Incline walking kills a few hundred calories, promotes an ADEQUATE degree of cardiovascular fitness, and won’t destroy your muscular gains. 30 minutes a day of incline walking won’t turn you into a cardio monster, but it will allow you to do whatever you need to do during the day without losing your breath, burn 10-15 pounds worth of calories in a year, and have health benefits. And it won’t kill your joints or your muscles.[/quote]

So you would do it every day? I was thinking in the 2-3 times per week range. Still adequate?

2-3 times per week is fine. It’s less good than 4-5 times per week, but still beneficial.

Like a couple of other guys I quit running years ago because it was too catabolic for me when trying to make gains. I also felt it use to jolt my joints more from the constant pounding. I also prefer walking on an incline 3.0 mph and start off at 10 degrees and finish of at 15. When cutting I’ll work up to 45 min session 4-6 times a week depending on how lean I wanna be. When looking for strength gains I barely do any at all cause it really kills my squat strength. If you’r trying to bulk I wouldn’t do more than 20 mins three times a week. But then again its individaul, some pople can get a away with a lot more, others like me can’t.
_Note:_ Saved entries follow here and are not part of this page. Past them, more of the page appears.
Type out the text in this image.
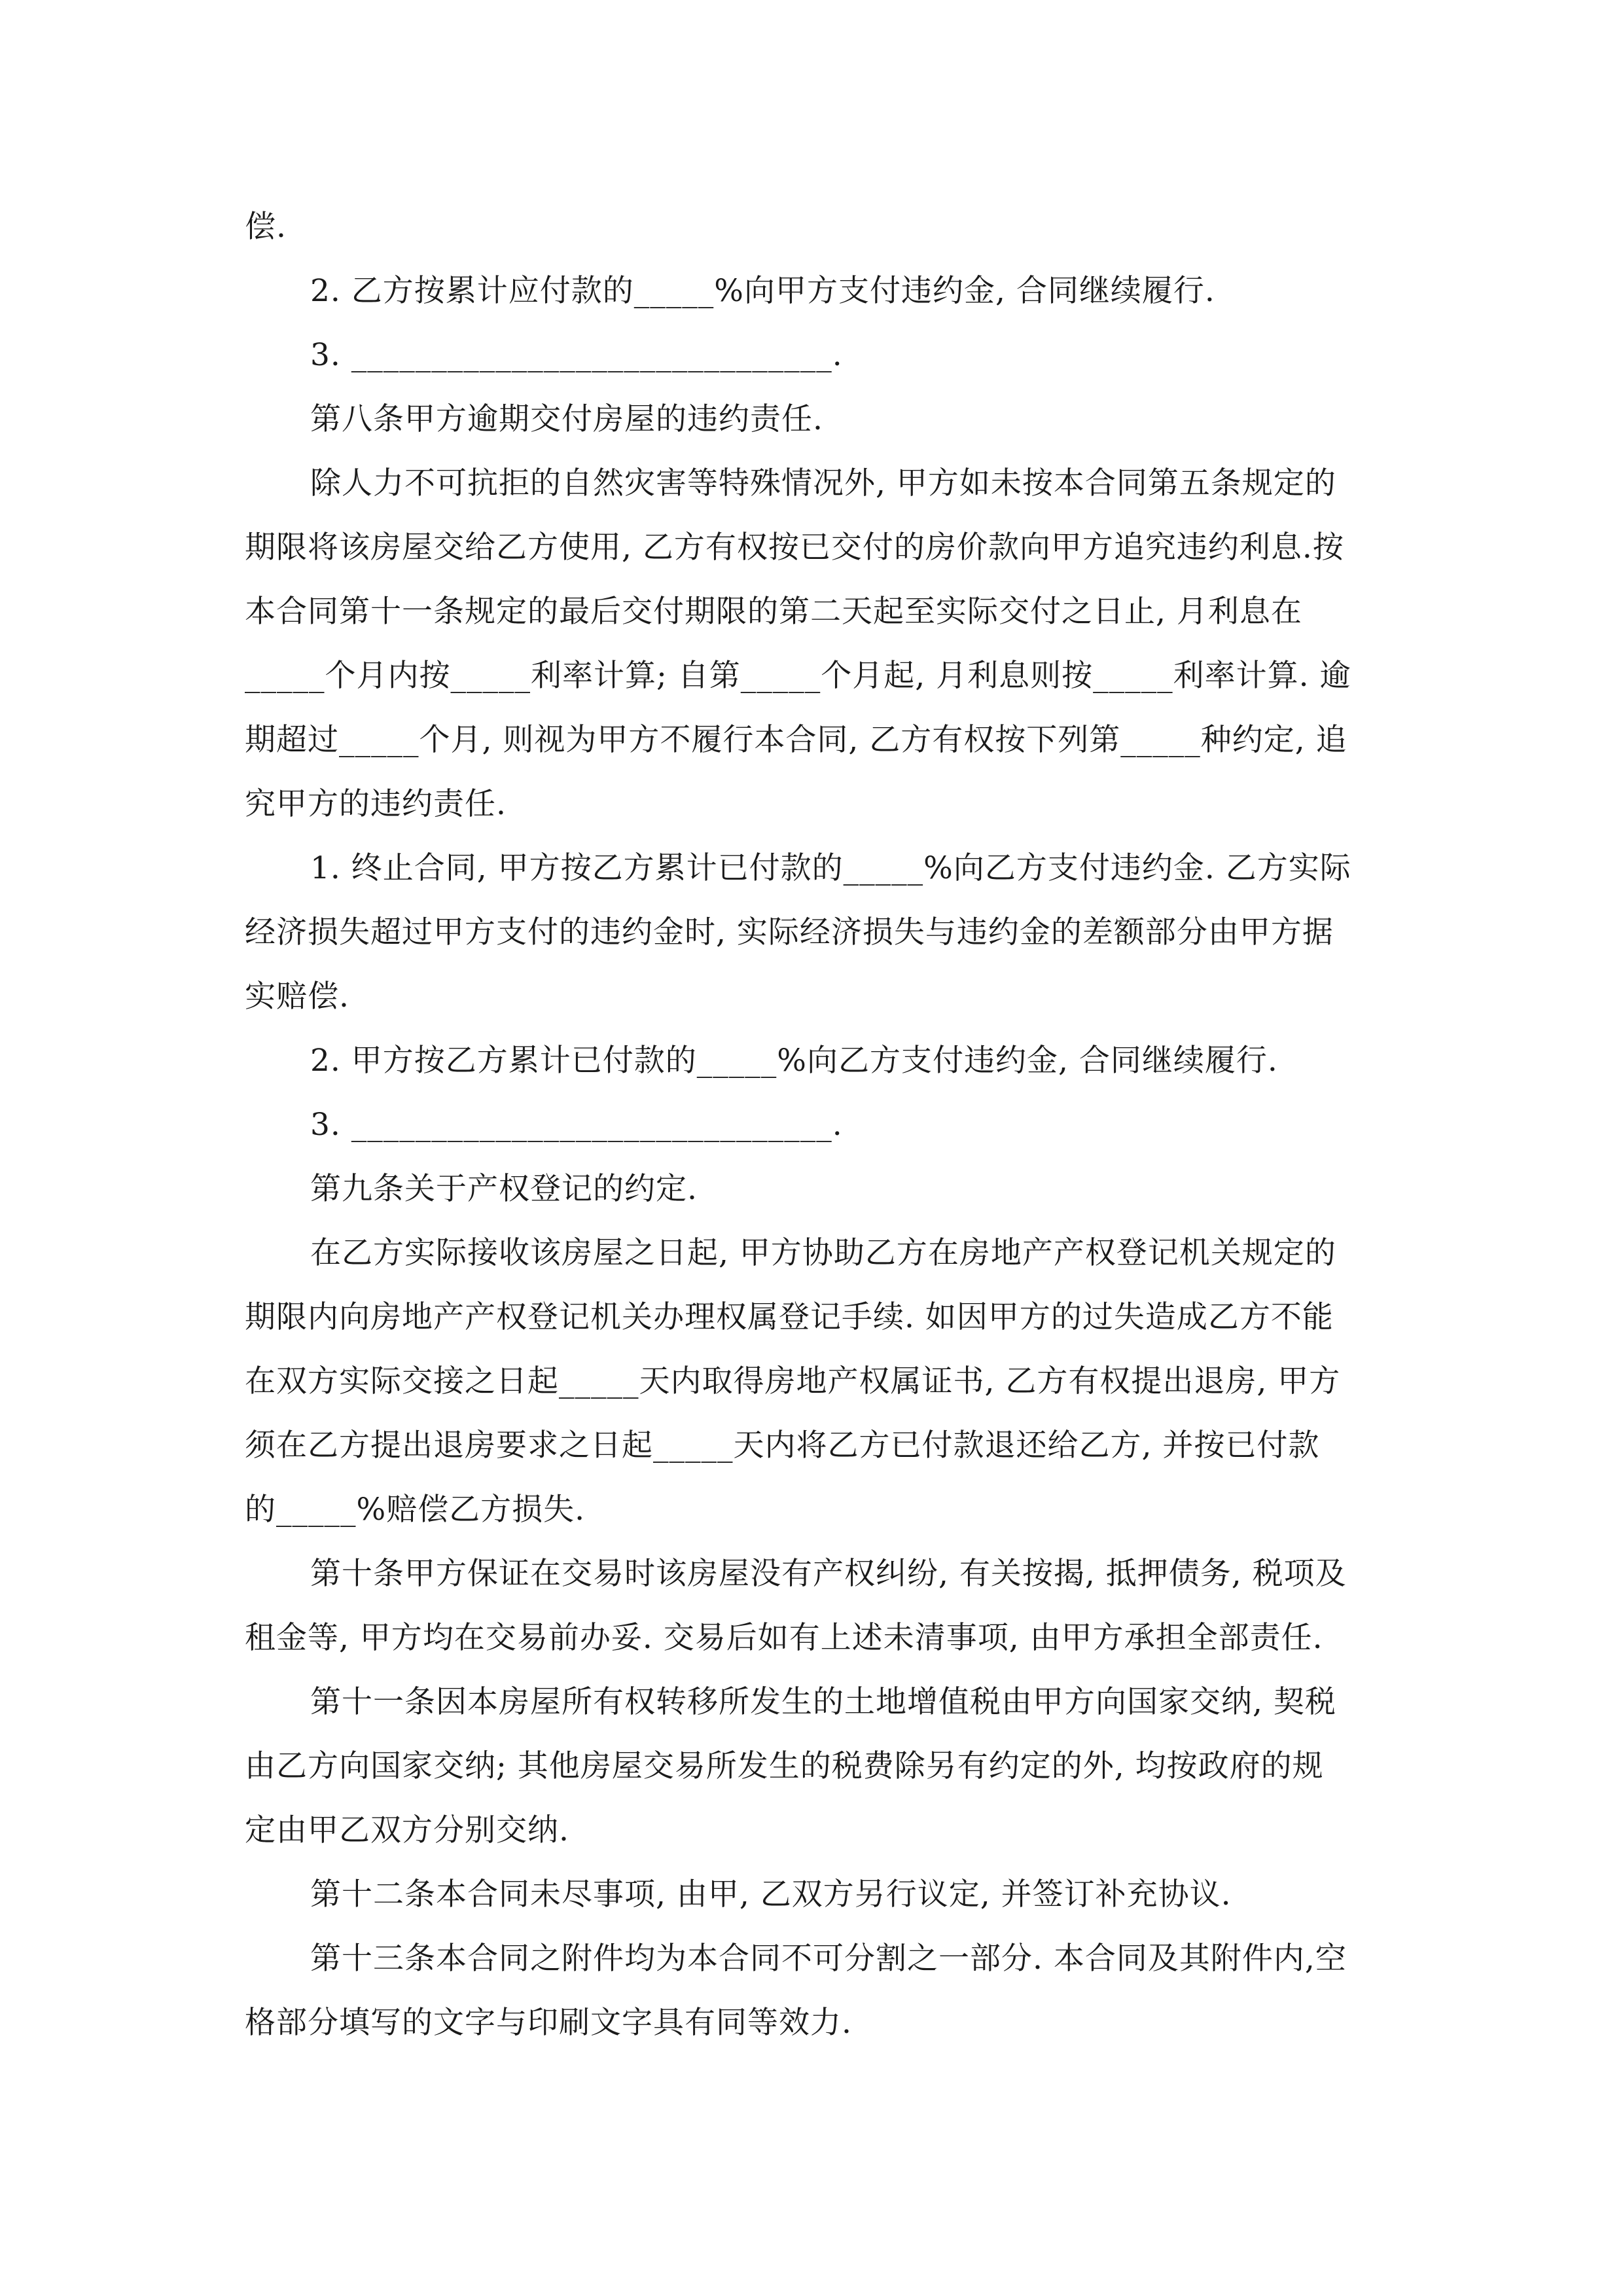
偿.
2. 乙方按累计应付款的_____%向甲方支付违约金, 合同继续履行.
3. ______________________________.
第八条甲方逾期交付房屋的违约责任.
除人力不可抗拒的自然灾害等特殊情况外, 甲方如未按本合同第五条规定的
期限将该房屋交给乙方使用, 乙方有权按已交付的房价款向甲方追究违约利息.按
本合同第十一条规定的最后交付期限的第二天起至实际交付之日止, 月利息在
_____个月内按_____利率计算; 自第_____个月起, 月利息则按_____利率计算. 逾
期超过_____个月, 则视为甲方不履行本合同, 乙方有权按下列第_____种约定, 追
究甲方的违约责任.
1. 终止合同, 甲方按乙方累计已付款的_____%向乙方支付违约金. 乙方实际
经济损失超过甲方支付的违约金时, 实际经济损失与违约金的差额部分由甲方据
实赔偿.
2. 甲方按乙方累计已付款的_____%向乙方支付违约金, 合同继续履行.
3. ______________________________.
第九条关于产权登记的约定.
在乙方实际接收该房屋之日起, 甲方协助乙方在房地产产权登记机关规定的
期限内向房地产产权登记机关办理权属登记手续. 如因甲方的过失造成乙方不能
在双方实际交接之日起_____天内取得房地产权属证书, 乙方有权提出退房, 甲方
须在乙方提出退房要求之日起_____天内将乙方已付款退还给乙方, 并按已付款
的_____%赔偿乙方损失.
第十条甲方保证在交易时该房屋没有产权纠纷, 有关按揭, 抵押债务, 税项及
租金等, 甲方均在交易前办妥. 交易后如有上述未清事项, 由甲方承担全部责任.
第十一条因本房屋所有权转移所发生的土地增值税由甲方向国家交纳, 契税
由乙方向国家交纳; 其他房屋交易所发生的税费除另有约定的外, 均按政府的规
定由甲乙双方分别交纳.
第十二条本合同未尽事项, 由甲, 乙双方另行议定, 并签订补充协议.
第十三条本合同之附件均为本合同不可分割之一部分. 本合同及其附件内,空
格部分填写的文字与印刷文字具有同等效力.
Experiment and see how you feel.

The first time I heard of this was from a trainer back in Virginia Beach. She said start at 6.0 incline at 3.0 mph for 30 min.
when you can do it no sweat, increase the speed. when you can do 3.5mph for 30 min then jack the incline to 7.0 and start over at 3.0 mph. I hear it from a local guy who runs the nutrisport here in San Diego too.
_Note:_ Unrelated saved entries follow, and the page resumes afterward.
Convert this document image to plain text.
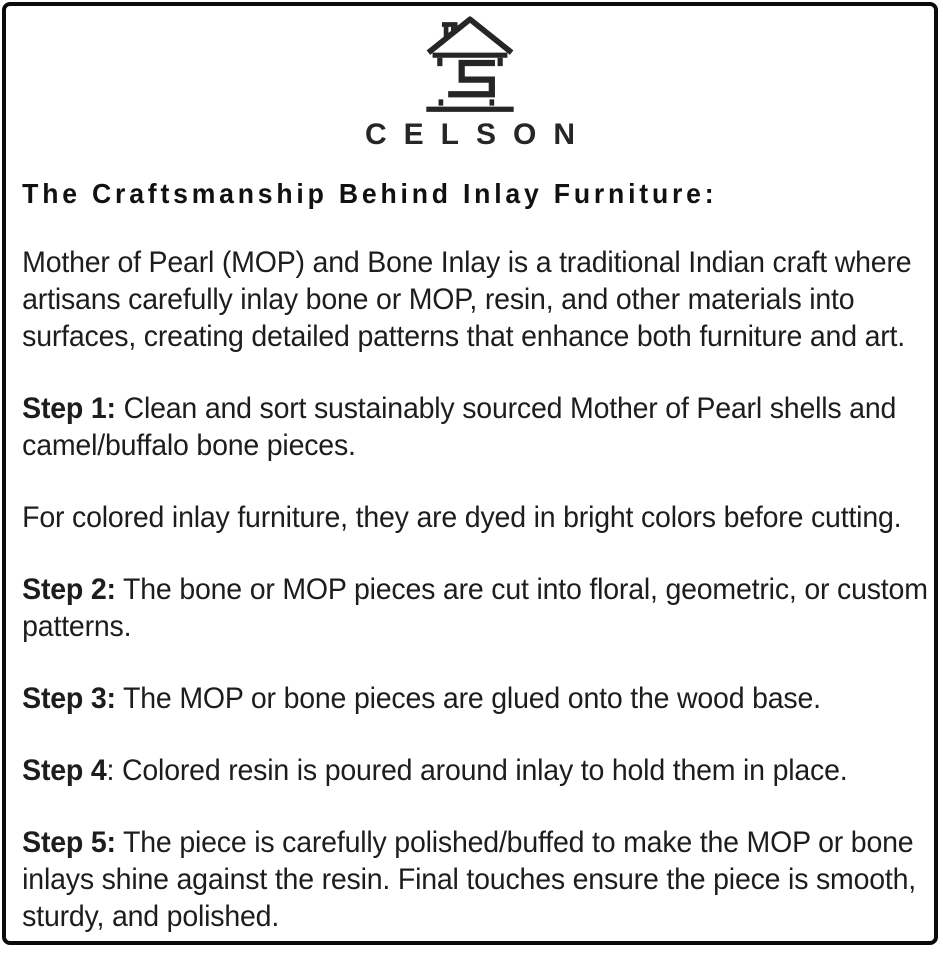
CELSON
The Craftsmanship Behind Inlay Furniture:

Mother of Pearl (MOP) and Bone Inlay is a traditional Indian craft where
artisans carefully inlay bone or MOP, resin, and other materials into
surfaces, creating detailed patterns that enhance both furniture and art.

Step 1: Clean and sort sustainably sourced Mother of Pearl shells and
camel/buffalo bone pieces.

For colored inlay furniture, they are dyed in bright colors before cutting.

Step 2: The bone or MOP pieces are cut into floral, geometric, or custom
patterns.

Step 3: The MOP or bone pieces are glued onto the wood base.

Step 4: Colored resin is poured around inlay to hold them in place.

Step 5: The piece is carefully polished/buffed to make the MOP or bone
inlays shine against the resin. Final touches ensure the piece is smooth,
sturdy, and polished.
I wound up tearing my labrum on deployment and had nothing to do but cardio and would spend up to 90 min on the treadmill and start at 9.0 incline, 3.5mph and just mess with the incline, all the way up to 15. I wore a 2 liter camelback and sucked it dry.
Good ways to make it fun are bring the incline up every 5-10min and then back down like a pyramid, or wave load it(ramp up, back down, then ramp higher than before)
The hard part is when you get to really high inclines it is hard not to hold on to the handrails or head unit on the treadmill, but makes it a whole lot harder if you can avoid it.
I still do it for cardio and throw it in on the tail end of weights, 30 min or so. usually level 10-11 at 3.5-3.7mph. and then a 60min session on off days (currently cutting).
One other piece of advice is if you do it excessively, for long periods (60min at a time), at high inclines (10+), without days off, you can develop shin splints (or at least I did 7 years ago on deployment).
It is without a doubt my favorite.
I can bang out 1000calories in an hour anytime if I want to at a weight of 219 and 40y.o.